Ok here's the pictures of some weed problems I have in a use to be Bahia field. 
I sprayed the Bahia in April and fertilized once in April and then again in May with a total of 500 lbs in acre trying to get the Bermuda to come on strong where the Bahia was. Well problem is it didn't spread as planned, section is about 12 acres and was very thick solid Bahia and around June 1 these weeds came up. I was able to cut it once the first of June and then it rained and these weeds came back and starting July 1 the hogs came and visited me. They've been here since then and I finally cut this patch 2 weeks ago and since then I've killed 20 of the suckers.

Here are the weeds I believe they're after and I would like to know what they are and what I should spray. 
What they're after most to the least;





Damage: 
(Yes this section looks horrible grass wise)


----------



## rjmoses (Apr 4, 2010)

The first picture looks like yellow nutsedge. I can't make out the other two pictures.

Ralph


----------



## Colby (Mar 5, 2012)

rjmoses said:


> The first picture looks like yellow nutsedge. I can't make out the other two pictures.
> 
> Ralph


That's what I was afraid it was... 
The 2nd one I just call water grass but surely that's that the real name


----------



## FarmerCline (Oct 12, 2011)

The first picture looks like yellow nutsedge to me. The other two looks like something else though.....I think there is some of that growing by the creek here but I don't know what it's called.


----------



## TJH (Mar 23, 2014)

picture # 3 is creaping or prostrate spurge.


----------



## somedevildawg (Jun 20, 2011)

Yes on the yellow nutsedge, not sure about them others Colby, spot spray with cadre for the sedge....I hate nutsedge.....that's why I would like a weed wiper, it grows super fast right after cuttin....it'll be 8" tall before the Bermuda has begun to grow....perfect time to wipe. I have a decent amount in one of my fields, I don't worry too much with it....pita


----------



## Colby (Mar 5, 2012)

somedevildawg said:


> Yes on the yellow nutsedge, not sure about them others Colby, spot spray with cadre for the sedge....I hate nutsedge.....that's why I would like a weed wiper, it grows super fast right after cuttin....it'll be 8" tall before the Bermuda has begun to grow....perfect time to wipe.

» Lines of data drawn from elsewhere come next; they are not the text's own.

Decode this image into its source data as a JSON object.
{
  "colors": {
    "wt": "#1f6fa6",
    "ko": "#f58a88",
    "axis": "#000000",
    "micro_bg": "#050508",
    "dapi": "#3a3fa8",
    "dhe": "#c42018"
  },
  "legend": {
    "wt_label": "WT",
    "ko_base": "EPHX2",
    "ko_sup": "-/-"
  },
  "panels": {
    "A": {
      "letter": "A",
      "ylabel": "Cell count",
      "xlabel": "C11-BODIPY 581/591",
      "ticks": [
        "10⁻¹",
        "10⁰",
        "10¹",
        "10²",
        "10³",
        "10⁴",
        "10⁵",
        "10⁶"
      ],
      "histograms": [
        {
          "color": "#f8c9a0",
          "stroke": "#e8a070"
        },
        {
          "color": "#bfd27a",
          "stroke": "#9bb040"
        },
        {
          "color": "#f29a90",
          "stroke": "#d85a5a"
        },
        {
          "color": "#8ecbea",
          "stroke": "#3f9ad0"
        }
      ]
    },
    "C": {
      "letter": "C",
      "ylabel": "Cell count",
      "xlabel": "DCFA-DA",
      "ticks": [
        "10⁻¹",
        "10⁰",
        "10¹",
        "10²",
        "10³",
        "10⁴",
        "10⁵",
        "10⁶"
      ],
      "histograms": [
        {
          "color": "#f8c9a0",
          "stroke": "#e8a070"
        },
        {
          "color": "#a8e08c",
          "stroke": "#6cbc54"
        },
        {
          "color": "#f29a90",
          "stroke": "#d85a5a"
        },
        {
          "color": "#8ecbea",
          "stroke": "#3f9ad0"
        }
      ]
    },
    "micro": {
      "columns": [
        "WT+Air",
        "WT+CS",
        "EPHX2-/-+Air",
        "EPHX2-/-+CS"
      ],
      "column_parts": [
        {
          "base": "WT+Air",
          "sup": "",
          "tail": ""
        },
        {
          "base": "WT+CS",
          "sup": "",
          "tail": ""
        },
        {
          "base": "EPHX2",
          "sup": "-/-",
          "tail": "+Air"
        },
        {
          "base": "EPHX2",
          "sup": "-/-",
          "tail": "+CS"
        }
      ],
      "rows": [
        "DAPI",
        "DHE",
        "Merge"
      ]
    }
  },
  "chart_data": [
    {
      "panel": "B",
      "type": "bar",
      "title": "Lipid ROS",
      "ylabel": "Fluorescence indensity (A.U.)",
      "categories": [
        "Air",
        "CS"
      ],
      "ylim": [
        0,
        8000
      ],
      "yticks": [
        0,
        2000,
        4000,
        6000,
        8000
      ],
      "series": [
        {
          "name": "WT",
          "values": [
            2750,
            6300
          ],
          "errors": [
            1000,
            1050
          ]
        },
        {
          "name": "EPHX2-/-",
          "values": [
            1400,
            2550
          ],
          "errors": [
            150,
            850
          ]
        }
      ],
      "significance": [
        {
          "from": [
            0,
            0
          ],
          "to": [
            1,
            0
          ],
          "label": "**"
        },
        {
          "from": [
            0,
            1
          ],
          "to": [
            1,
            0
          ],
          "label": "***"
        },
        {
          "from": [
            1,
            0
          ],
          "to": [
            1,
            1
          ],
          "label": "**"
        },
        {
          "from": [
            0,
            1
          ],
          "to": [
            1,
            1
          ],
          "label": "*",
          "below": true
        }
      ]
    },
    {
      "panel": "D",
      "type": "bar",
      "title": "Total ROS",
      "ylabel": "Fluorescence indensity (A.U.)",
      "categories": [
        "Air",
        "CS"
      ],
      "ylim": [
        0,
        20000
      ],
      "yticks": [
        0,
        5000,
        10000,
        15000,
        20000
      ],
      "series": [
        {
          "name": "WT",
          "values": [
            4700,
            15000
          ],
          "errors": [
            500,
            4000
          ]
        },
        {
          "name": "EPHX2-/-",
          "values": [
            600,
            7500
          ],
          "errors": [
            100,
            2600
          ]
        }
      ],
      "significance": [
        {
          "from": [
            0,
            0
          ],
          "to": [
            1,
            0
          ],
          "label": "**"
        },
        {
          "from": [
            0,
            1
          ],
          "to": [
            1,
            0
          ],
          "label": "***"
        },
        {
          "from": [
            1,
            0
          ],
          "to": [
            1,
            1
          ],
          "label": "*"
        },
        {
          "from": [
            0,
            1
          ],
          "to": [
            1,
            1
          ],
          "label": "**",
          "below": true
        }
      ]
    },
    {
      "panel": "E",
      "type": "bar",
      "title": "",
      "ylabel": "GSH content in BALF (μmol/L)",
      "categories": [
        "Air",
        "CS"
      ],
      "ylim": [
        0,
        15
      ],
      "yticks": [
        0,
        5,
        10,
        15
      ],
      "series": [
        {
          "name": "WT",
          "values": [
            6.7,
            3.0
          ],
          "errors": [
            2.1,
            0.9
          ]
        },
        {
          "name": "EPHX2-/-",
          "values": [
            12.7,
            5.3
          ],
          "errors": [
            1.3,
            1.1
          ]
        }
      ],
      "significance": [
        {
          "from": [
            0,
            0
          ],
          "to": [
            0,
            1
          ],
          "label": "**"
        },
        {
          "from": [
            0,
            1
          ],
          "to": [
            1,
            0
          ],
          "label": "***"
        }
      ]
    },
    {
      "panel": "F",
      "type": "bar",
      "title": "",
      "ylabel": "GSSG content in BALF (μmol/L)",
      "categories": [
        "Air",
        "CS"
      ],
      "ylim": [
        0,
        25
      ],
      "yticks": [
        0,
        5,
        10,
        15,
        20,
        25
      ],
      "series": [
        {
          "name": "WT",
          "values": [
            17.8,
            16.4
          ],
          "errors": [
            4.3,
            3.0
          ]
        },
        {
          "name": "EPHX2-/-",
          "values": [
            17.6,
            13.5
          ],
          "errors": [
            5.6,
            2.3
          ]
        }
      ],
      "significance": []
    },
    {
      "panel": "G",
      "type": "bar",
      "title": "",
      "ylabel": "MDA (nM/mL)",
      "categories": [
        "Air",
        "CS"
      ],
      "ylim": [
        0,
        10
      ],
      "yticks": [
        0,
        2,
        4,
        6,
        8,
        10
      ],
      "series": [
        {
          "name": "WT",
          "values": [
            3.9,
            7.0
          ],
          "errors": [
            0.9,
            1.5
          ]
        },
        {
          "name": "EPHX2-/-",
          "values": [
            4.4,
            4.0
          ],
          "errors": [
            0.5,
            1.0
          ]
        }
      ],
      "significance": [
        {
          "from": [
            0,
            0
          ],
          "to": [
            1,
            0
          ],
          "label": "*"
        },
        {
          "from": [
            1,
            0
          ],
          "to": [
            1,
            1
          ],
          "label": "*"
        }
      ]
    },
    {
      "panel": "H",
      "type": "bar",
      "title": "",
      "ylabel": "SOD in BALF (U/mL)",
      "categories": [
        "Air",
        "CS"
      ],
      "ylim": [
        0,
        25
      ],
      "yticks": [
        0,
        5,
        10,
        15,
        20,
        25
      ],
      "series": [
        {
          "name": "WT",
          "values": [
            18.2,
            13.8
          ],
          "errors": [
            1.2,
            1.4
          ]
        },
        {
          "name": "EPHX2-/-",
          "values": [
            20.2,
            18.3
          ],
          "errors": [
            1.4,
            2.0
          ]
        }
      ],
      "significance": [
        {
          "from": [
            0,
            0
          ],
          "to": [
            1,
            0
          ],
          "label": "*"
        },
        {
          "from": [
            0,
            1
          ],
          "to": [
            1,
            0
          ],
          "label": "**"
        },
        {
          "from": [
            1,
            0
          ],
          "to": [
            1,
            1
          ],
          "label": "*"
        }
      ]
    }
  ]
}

I have a decent amount in one of my fields, I don't worry too much with it....pita


Hogs don't mess with it in y'all's fields? They love that stuff down here


----------



## SilentH (Aug 27, 2014)

Colby, what part of Texas? I have some as well but I have heard it called Sedge? I have 2 gallons of Brash that is supposed to work on them, however have not attacked them as of yet! They are next on my list where I plan on spot spraying from my mule.

http://texasinvasives.org/plant_database/detail.php?symbol=CYEN2


----------



## somedevildawg (Jun 20, 2011)

Colby said:


> Hogs don't mess with it in y'all's fields? They love that stuff down here


Nah just certain times of the year do we have problems with hogs, usually close to the rivers, our hunting land gets hammered with all the corn guys put out for deer....


----------